2012 is not, has never been, and will never be, remotely connected to improving the nation's health or sporting performances, and those who have been saying otherwise are some of the most egregious public dissemblers of our time. Billions of pounds of public money will mean more wallets get fat and fewer kids slim down. This goes further than an empty, and impossible, atavistic yearning for a non-existent Corinthian, amateur past. 2012 is about the naked pursuit of greed and reflected glory - the governmental obsession with gold medals for the host country in its bulletins on the Games is scarcely less the grotesquely kitsch cheerleading of a hubristic regime than that in Hitler's Berlin in 1936, Brezhnev's Moscow in 1980 or Reagan's LA in 1984.

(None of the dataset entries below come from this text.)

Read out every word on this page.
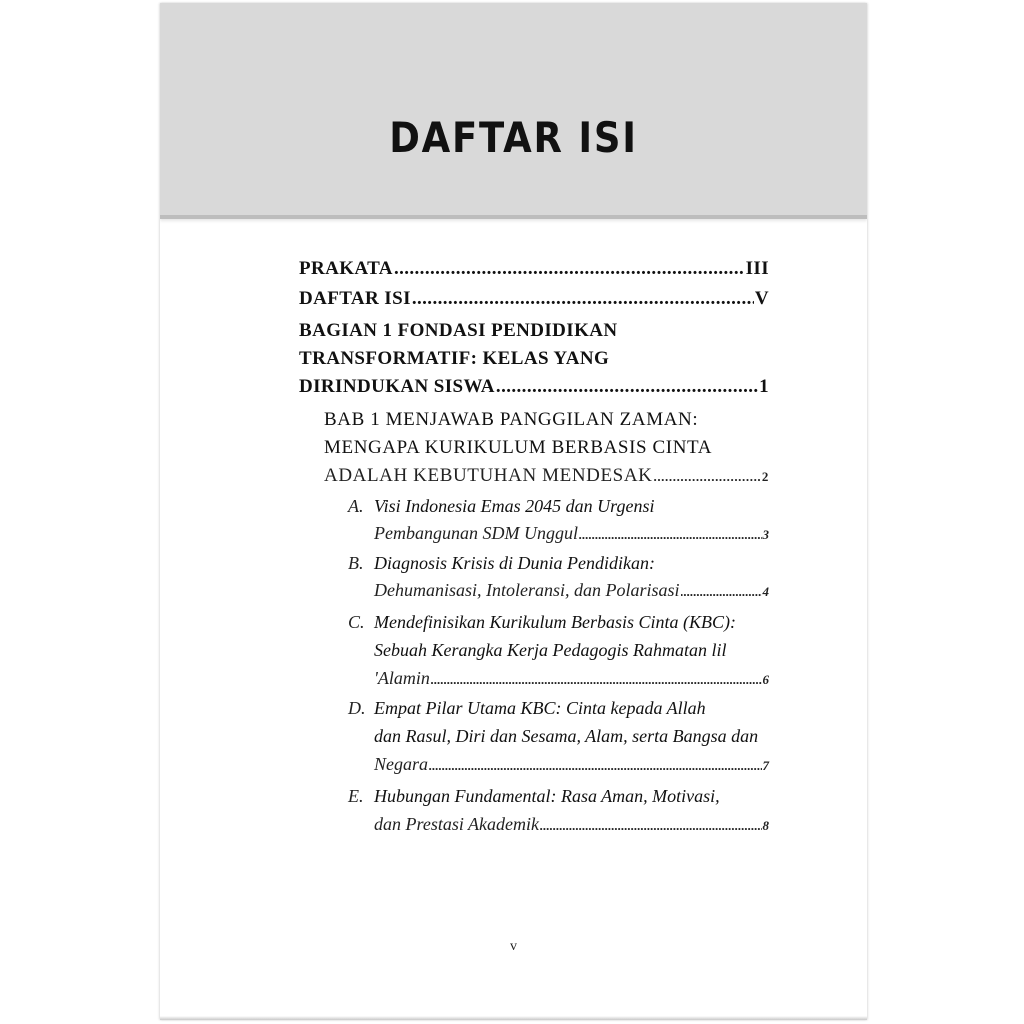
DAFTAR ISI
PRAKATA .....	III
DAFTAR ISI .....	V
BAGIAN 1 FONDASI PENDIDIKAN
TRANSFORMATIF: KELAS YANG
DIRINDUKAN SISWA .....	1
BAB 1 MENJAWAB PANGGILAN ZAMAN:
MENGAPA KURIKULUM BERBASIS CINTA
ADALAH KEBUTUHAN MENDESAK .....	2
A. Visi Indonesia Emas 2045 dan Urgensi
Pembangunan SDM Unggul .....	3
B. Diagnosis Krisis di Dunia Pendidikan:
Dehumanisasi, Intoleransi, dan Polarisasi .....	4
C. Mendefinisikan Kurikulum Berbasis Cinta (KBC):
Sebuah Kerangka Kerja Pedagogis Rahmatan lil
'Alamin .....	6
D. Empat Pilar Utama KBC: Cinta kepada Allah
dan Rasul, Diri dan Sesama, Alam, serta Bangsa dan
Negara .....	7
E. Hubungan Fundamental: Rasa Aman, Motivasi,
dan Prestasi Akademik .....	8
v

Britain does have a downer on winners, to the detriment of its sporting practitioners - but in Australia, the unsung losers seem to enjoy sport as much as the lionised winners. Here, with the withering of sports facilities and the increasing channelling of funds to the elite few, people have increasingly less choice as to whether taking part of winning is more important. Down under, you can get stuck in, no matter how much of a dag you are (to use the vernacular). In Blair's business-driven Britain, only winners count - any given Sunday, just watch those soccer moms and dads screaming their charges on - so maybe the return of the sports day isn't quite so disengaged from 2012 after all.

Whatever the tone of the Games - Morris dancing or Ali G for the opening ceremony? - a hundred grand to a consultancy firm to unpick that one, oh let's have a Bangladeshi wassailer - 2012 is likely to be a depressingly authentic exposition of modern Britain. Money, money, money. Medals? Oh, well, we can always buy some, can't we? Can't we?